Barito Utara, Indoviral.id
Dandim 1013/Muara Teweh, Kolonel Agussalim Tuo SH,M.IP, menghadiri peresmian peluncuran Program Makan Bergizi Gratis (MPG) Sekolah Penggerak Pangan Gizi (SPPG) Yayasan Bunda Henny Batuah di Kabupaten Barito Utara, Provinsi Kalimantan tengah, pada Senin (22/09/2025).
Dalam rangka mendukung wujud nyata Program Nasional Merah Putih.
Program Makan Bergizi Gratis (MBG) Sekolah Penggerak Pangan Gizi (SPPG) Yayasan Bunda Henny Batuah resmi diluncurkan di wilayah Kodim 1013/Muara Teweh.
Peresmian ditandai dengan pengguntingan pita oleh Pj Bupati Barito Utara, Indra Gunawan, bertempat di Jalan Pesona 2, Kelurahan Lanjas, Muara Teweh.
Dalam sambutannya, Pj Bupati Indra Gunawan menyampaikan apresiasi yang tinggi kepada Yayasan Bunda Henny Batuah atas partisipasinya dalam menyukseskan Program Nasional Merah Putih. Ia berharap, kehadiran program ini dapat memberi manfaat besar bagi generasi muda.
“Terima kasih kepada Yayasan Bunda Henny Batuah yang telah turut mendukung program pemerintah. Semoga yayasan ini terus maju, berkembang, dan mampu berperan dalam mencerdaskan generasi bangsa melalui penyediaan asupan bergizi yang cukup,” ucap Indra.

Sementara itu, Dandim 1013 Muara Teweh, Kolonel Agussalim Tuo SH, M.IP, menegaskan bahwa program MBG merupakan salah satu amanat Presiden RI yang wajib disukseskan bersama.
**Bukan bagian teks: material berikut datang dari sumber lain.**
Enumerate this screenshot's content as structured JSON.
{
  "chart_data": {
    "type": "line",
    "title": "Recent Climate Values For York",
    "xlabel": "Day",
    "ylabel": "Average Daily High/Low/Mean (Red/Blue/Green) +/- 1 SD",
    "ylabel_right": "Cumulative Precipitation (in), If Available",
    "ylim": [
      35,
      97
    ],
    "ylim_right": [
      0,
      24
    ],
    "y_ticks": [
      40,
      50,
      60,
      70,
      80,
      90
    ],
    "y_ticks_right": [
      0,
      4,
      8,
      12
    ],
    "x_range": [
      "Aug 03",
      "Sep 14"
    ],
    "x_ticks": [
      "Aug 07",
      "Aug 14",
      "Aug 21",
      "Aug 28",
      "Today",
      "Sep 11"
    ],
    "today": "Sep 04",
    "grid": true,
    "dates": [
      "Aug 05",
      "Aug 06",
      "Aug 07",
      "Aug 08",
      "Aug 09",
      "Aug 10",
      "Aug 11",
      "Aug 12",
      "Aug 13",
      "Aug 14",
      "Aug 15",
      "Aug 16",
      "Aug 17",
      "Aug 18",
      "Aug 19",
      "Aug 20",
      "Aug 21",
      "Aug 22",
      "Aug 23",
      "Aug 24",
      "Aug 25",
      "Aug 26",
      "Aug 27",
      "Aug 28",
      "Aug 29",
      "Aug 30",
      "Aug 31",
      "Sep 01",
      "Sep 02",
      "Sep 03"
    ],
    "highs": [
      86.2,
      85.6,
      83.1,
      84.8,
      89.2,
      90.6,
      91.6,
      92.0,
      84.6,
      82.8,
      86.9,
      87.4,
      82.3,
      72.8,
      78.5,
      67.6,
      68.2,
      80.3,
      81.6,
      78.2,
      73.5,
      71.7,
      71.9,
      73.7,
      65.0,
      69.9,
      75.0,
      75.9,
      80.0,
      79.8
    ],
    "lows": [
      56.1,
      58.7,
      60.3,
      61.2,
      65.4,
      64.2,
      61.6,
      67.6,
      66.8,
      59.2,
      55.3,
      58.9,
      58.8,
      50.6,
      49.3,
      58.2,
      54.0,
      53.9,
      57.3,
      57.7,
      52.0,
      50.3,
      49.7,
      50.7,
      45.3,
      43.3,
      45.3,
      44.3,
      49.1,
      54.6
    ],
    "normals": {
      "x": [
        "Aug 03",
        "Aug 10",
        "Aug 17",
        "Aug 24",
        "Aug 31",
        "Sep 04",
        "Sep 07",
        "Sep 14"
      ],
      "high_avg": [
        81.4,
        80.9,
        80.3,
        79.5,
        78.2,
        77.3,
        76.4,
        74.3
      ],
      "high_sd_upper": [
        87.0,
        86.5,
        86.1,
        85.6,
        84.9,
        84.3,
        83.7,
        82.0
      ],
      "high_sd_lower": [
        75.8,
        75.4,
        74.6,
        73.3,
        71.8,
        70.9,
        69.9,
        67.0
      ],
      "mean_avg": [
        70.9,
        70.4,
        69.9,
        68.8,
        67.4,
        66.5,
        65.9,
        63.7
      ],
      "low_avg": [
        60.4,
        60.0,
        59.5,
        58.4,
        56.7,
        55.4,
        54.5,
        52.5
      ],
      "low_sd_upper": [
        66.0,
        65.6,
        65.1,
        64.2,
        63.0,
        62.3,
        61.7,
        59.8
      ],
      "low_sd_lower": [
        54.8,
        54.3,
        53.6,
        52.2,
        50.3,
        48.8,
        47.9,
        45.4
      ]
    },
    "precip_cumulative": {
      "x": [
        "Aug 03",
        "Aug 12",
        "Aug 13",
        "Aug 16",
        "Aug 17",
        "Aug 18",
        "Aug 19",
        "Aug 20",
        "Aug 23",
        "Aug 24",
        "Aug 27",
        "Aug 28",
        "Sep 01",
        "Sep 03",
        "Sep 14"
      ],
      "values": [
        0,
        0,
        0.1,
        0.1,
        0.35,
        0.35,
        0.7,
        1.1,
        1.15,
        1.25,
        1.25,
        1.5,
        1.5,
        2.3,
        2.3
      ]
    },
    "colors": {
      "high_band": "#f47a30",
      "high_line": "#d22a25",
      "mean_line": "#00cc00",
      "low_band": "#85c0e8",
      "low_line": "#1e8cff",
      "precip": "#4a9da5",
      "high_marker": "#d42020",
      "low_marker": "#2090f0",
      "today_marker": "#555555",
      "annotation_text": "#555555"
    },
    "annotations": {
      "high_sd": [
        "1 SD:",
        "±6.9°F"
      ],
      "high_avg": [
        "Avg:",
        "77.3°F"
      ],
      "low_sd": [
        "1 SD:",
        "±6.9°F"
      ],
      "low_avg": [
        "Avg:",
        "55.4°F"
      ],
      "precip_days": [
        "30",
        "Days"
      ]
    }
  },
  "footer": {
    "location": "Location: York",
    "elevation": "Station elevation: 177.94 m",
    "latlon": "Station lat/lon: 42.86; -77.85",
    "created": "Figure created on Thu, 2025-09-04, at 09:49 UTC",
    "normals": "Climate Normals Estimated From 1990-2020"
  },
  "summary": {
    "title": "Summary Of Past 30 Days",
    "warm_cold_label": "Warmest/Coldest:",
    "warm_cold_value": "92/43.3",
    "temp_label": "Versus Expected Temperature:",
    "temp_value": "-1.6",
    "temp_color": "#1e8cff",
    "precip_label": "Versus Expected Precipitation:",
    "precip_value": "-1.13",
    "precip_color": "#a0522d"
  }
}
Menurutnya, TNI memiliki tugas pokok untuk memantau jalannya pelaksanaan program ini di wilayah Kodim 1013 yang mencakup Kabupaten Barito Utara dan Murung Raya.
“Alhamdulillah, Barito Utara sudah Launching hari ini. Dalam beberapa waktu ke depan, Murung Raya juga akan menyusul. Harapan saya, sebelum masa tugas saya di Barito Utara selesai, semakin banyak MBG yang dapat diluncurkan,” harap Dandim.
Kolonel Agussalim Tuo juga mengingatkan pentingnya pengawasan dan kerja sama semua pihak agar program ini dapat berjalan Optimal.
“Tidak ada kegiatan yang sempurna, namun dengan sinergi, kritik, dan saran, kita bisa melengkapi kekurangan dan mencapai hasil yang maksimal.
Yang tak kalah penting, perhatikan kebersihan serta kesehatan makanan, agar siswa penerima manfaat tidak mengalami kendala,” tegasnya.
Ditempat yang sama Ketua Yayasan Bunda Henny Batuah, Hj. Henny, S.Tr.Kep, BdN, menyampaikan rasa syukur dan terima kasih atas kepercayaan yang diberikan kepada yayasannya.
Dia menjelaskan bahwa untuk tahap perdana, program MBG dilaksanakan di SDN 5 Melayu dengan menyiapkan 3.600 porsi makanan bergizi, yang ke depan ditargetkan mencapai 4.000 porsi.
Detailnya setiap porsi senilai Rp10.000, diluar itu ada tambahan Rp 5. 000 dengan rincian Rp3.000 disisihkan untuk gaji karyawan dan Rp2.000 untuk biaya Operasional.
“Disini kami mempekerjakan 47 orang karyawan dengan pembagian tugas masing – masing yang diawasi 3 (tiga) Ahli gizi.
Niat kami sederhana, hanya ingin membantu Pemerintah sekaligus mendukung Program Merah Putih,” tutur Hj. Henny.
Dia juga menambahkan mengenai pengalamannya dalam menyiapkan makanan bagi beberapa Perusahaan yang beroperasional di wilayah Kabupaten Barito Utara, menjadi bekal dalam mengelola dapur MBG ini.
“Namun mengelola MBG ini hanya merupakan pengabdian dan niat yang tulus untuk membantu mencerdaskan anak-anak melalui makanan bergizi,” ujarnya.
Acara peresmian ditutup dengan peninjauan sarana dan prasarana dapur MBG oleh Pj Bupati, didampingi Sekda Barito Utara, Dandim 1013/Mtw, Kapolrest Barito Utara, serta tamu undangan.
Selanjutnya para tamu undangan juga menyaksikan pelepasan pengiriman perdana makanan bergizi menuju SDN 5 Melayu, sebagai simbol dimulainya Implementasi Program MBG di Barito Utara.